The same goes for other components. So people believe that the sound has improved by replacing the USB cable. Or they think that tube sound is better than electronic. In fact, tube amps sound different than electronic ones, but that doesn’t mean that one is better or worse than the other. But without thinking, many, recognizing the “warm tube sound”, immediately prefer it to any other, although it can be emulated in electronic components with equal success.

And to me, in principle, I do not care, but I let them not dirty other people’s brains with these opinions. Better to let them honestly say they like this type of sound and stop saying it’s better.

The most surprising thing to me is that there are even people among audiophiles who pathologically hate digital sound. When digital sound first appeared, everyone from audio engineers to musicians was delighted with its quality. Before its introduction, all analog media were loud and wore out over time. It was impossible to listen to your favorite composition without the crackle or background noise, typical of vinyl records of that time, which was heard many times.

Digital sound on audio discs was perceived as something from another world: for the first time, music could be heard in perfect quality, without any external noise. And this recording could never deteriorate over time and could be transferred to other people via electronic means of communication without loss of quality.

But an extremely low percentage of people perceived this new digital sound with manifest horror. Digital sound sounded so unusual to them, used to analog recordings, that it seemed to them that the melodies with which they were familiar had lost their depth and familiar atmosphere. Just as some people long ago believed that photographs took people’s souls away, early audiophiles believed that digital recording took people’s souls away from music.

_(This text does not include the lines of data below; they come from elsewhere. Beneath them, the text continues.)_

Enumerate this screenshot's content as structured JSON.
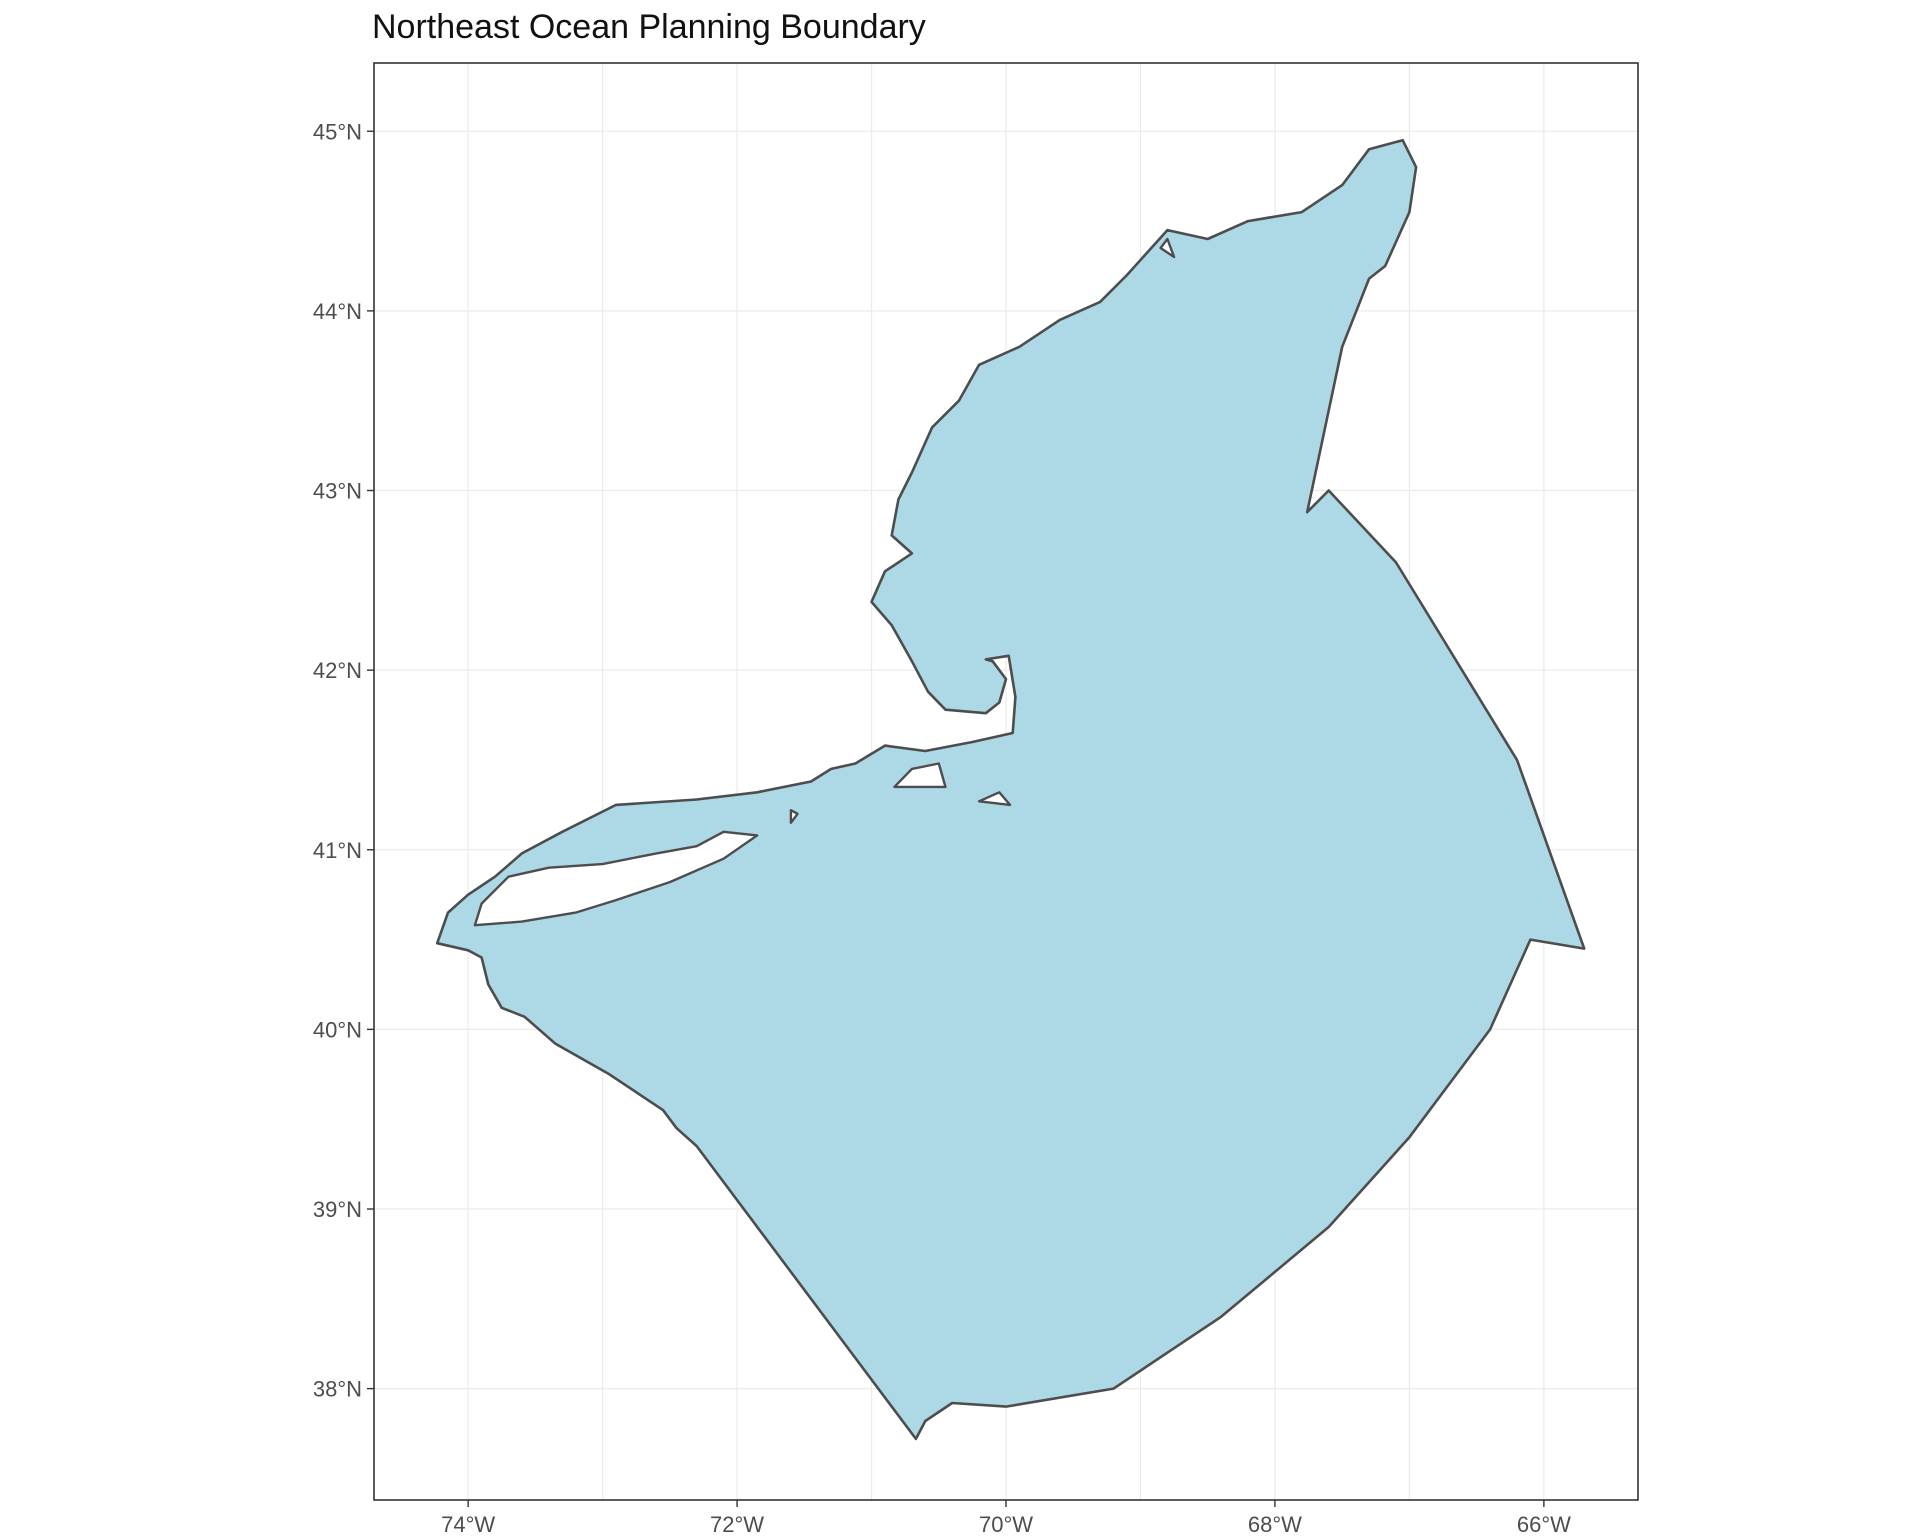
{
  "title": "Northeast Ocean Planning Boundary",
  "chart_data": {
    "type": "map",
    "title": "Northeast Ocean Planning Boundary",
    "xlabel": "",
    "ylabel": "",
    "xlim": [
      -74.7,
      -65.3
    ],
    "ylim": [
      37.38,
      45.38
    ],
    "x_ticks": [
      {
        "value": -74,
        "label": "74°W"
      },
      {
        "value": -72,
        "label": "72°W"
      },
      {
        "value": -70,
        "label": "70°W"
      },
      {
        "value": -68,
        "label": "68°W"
      },
      {
        "value": -66,
        "label": "66°W"
      }
    ],
    "y_ticks": [
      {
        "value": 45,
        "label": "45°N"
      },
      {
        "value": 44,
        "label": "44°N"
      },
      {
        "value": 43,
        "label": "43°N"
      },
      {
        "value": 42,
        "label": "42°N"
      },
      {
        "value": 41,
        "label": "41°N"
      },
      {
        "value": 40,
        "label": "40°N"
      },
      {
        "value": 39,
        "label": "39°N"
      },
      {
        "value": 38,
        "label": "38°N"
      }
    ],
    "grid": true,
    "fill_color": "#add8e6",
    "stroke_color": "#4d4d4d",
    "boundary": [
      [
        -74.23,
        40.48
      ],
      [
        -74.0,
        40.44
      ],
      [
        -73.9,
        40.4
      ],
      [
        -73.85,
        40.25
      ],
      [
        -73.75,
        40.12
      ],
      [
        -73.58,
        40.07
      ],
      [
        -73.35,
        39.92
      ],
      [
        -72.95,
        39.75
      ],
      [
        -72.55,
        39.55
      ],
      [
        -72.45,
        39.45
      ],
      [
        -72.3,
        39.35
      ],
      [
        -70.67,
        37.72
      ],
      [
        -70.6,
        37.82
      ],
      [
        -70.4,
        37.92
      ],
      [
        -70.0,
        37.9
      ],
      [
        -69.2,
        38.0
      ],
      [
        -68.4,
        38.4
      ],
      [
        -67.6,
        38.9
      ],
      [
        -67.0,
        39.4
      ],
      [
        -66.4,
        40.0
      ],
      [
        -66.1,
        40.5
      ],
      [
        -65.7,
        40.45
      ],
      [
        -66.2,
        41.5
      ],
      [
        -67.1,
        42.6
      ],
      [
        -67.6,
        43.0
      ],
      [
        -67.76,
        42.88
      ],
      [
        -67.5,
        43.8
      ],
      [
        -67.3,
        44.18
      ],
      [
        -67.18,
        44.25
      ],
      [
        -67.0,
        44.55
      ],
      [
        -66.95,
        44.8
      ],
      [
        -67.05,
        44.95
      ],
      [
        -67.3,
        44.9
      ],
      [
        -67.5,
        44.7
      ],
      [
        -67.8,
        44.55
      ],
      [
        -68.2,
        44.5
      ],
      [
        -68.5,
        44.4
      ],
      [
        -68.8,
        44.45
      ],
      [
        -69.1,
        44.2
      ],
      [
        -69.3,
        44.05
      ],
      [
        -69.6,
        43.95
      ],
      [
        -69.9,
        43.8
      ],
      [
        -70.2,
        43.7
      ],
      [
        -70.35,
        43.5
      ],
      [
        -70.55,
        43.35
      ],
      [
        -70.7,
        43.1
      ],
      [
        -70.8,
        42.95
      ],
      [
        -70.85,
        42.75
      ],
      [
        -70.7,
        42.65
      ],
      [
        -70.9,
        42.55
      ],
      [
        -71.0,
        42.38
      ],
      [
        -70.85,
        42.25
      ],
      [
        -70.7,
        42.05
      ],
      [
        -70.58,
        41.88
      ],
      [
        -70.45,
        41.78
      ],
      [
        -70.15,
        41.76
      ],
      [
        -70.05,
        41.82
      ],
      [
        -70.0,
        41.95
      ],
      [
        -70.1,
        42.05
      ],
      [
        -70.15,
        42.06
      ],
      [
        -69.98,
        42.08
      ],
      [
        -69.93,
        41.85
      ],
      [
        -69.95,
        41.65
      ],
      [
        -70.25,
        41.6
      ],
      [
        -70.6,
        41.55
      ],
      [
        -70.9,
        41.58
      ],
      [
        -71.12,
        41.48
      ],
      [
        -71.3,
        41.45
      ],
      [
        -71.45,
        41.38
      ],
      [
        -71.85,
        41.32
      ],
      [
        -72.3,
        41.28
      ],
      [
        -72.9,
        41.25
      ],
      [
        -73.3,
        41.1
      ],
      [
        -73.6,
        40.98
      ],
      [
        -73.8,
        40.85
      ],
      [
        -74.0,
        40.75
      ],
      [
        -74.15,
        40.65
      ],
      [
        -74.23,
        40.48
      ]
    ],
    "land_masses": [
      [
        [
          -73.95,
          40.58
        ],
        [
          -73.6,
          40.6
        ],
        [
          -73.2,
          40.65
        ],
        [
          -72.9,
          40.72
        ],
        [
          -72.5,
          40.82
        ],
        [
          -72.1,
          40.95
        ],
        [
          -71.85,
          41.08
        ],
        [
          -72.1,
          41.1
        ],
        [
          -72.3,
          41.02
        ],
        [
          -72.6,
          40.98
        ],
        [
          -73.0,
          40.92
        ],
        [
          -73.4,
          40.9
        ],
        [
          -73.7,
          40.85
        ],
        [
          -73.9,
          40.7
        ],
        [
          -73.95,
          40.58
        ]
      ],
      [
        [
          -70.83,
          41.35
        ],
        [
          -70.45,
          41.35
        ],
        [
          -70.5,
          41.48
        ],
        [
          -70.7,
          41.45
        ],
        [
          -70.83,
          41.35
        ]
      ],
      [
        [
          -70.2,
          41.27
        ],
        [
          -69.97,
          41.25
        ],
        [
          -70.05,
          41.32
        ],
        [
          -70.2,
          41.27
        ]
      ],
      [
        [
          -71.6,
          41.15
        ],
        [
          -71.55,
          41.2
        ],
        [
          -71.6,
          41.22
        ],
        [
          -71.6,
          41.15
        ]
      ],
      [
        [
          -68.85,
          44.35
        ],
        [
          -68.75,
          44.3
        ],
        [
          -68.8,
          44.4
        ],
        [
          -68.85,
          44.35
        ]
      ]
    ]
  }
}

This trend continues to this day, although few have seen it in such extreme form. But its main meaning remains, the soul of the music needs to be returned. It doesn’t fit in 16 bits and 44.1 kilohertz, it needs 24 bits and 192 kilohertz. Some also need ritual items like gold wires or server-sized DACs. Some people use ultra-precise watches (oscillators) worth several thousand dollars, which they could not find useful in any professional study. Others diligently determine the processor load during music playback, believing that this affects the quality (in fact, the only thing the processor needs to do is take time to decode the music stream into an uncompressed format and poison it in the DAC before de as it ran out of data to convert and all modern processors cope with this without a problem). The list goes on and on, it would suffice for a series of articles.

Naturally, dozens, if not hundreds, of companies whose activities border on actual fraud benefit from all this. Ordinary people suffer from this too, sometimes spending several thousand dollars on a DAC that has no meaning to them instead of buying high-quality speakers for the same money.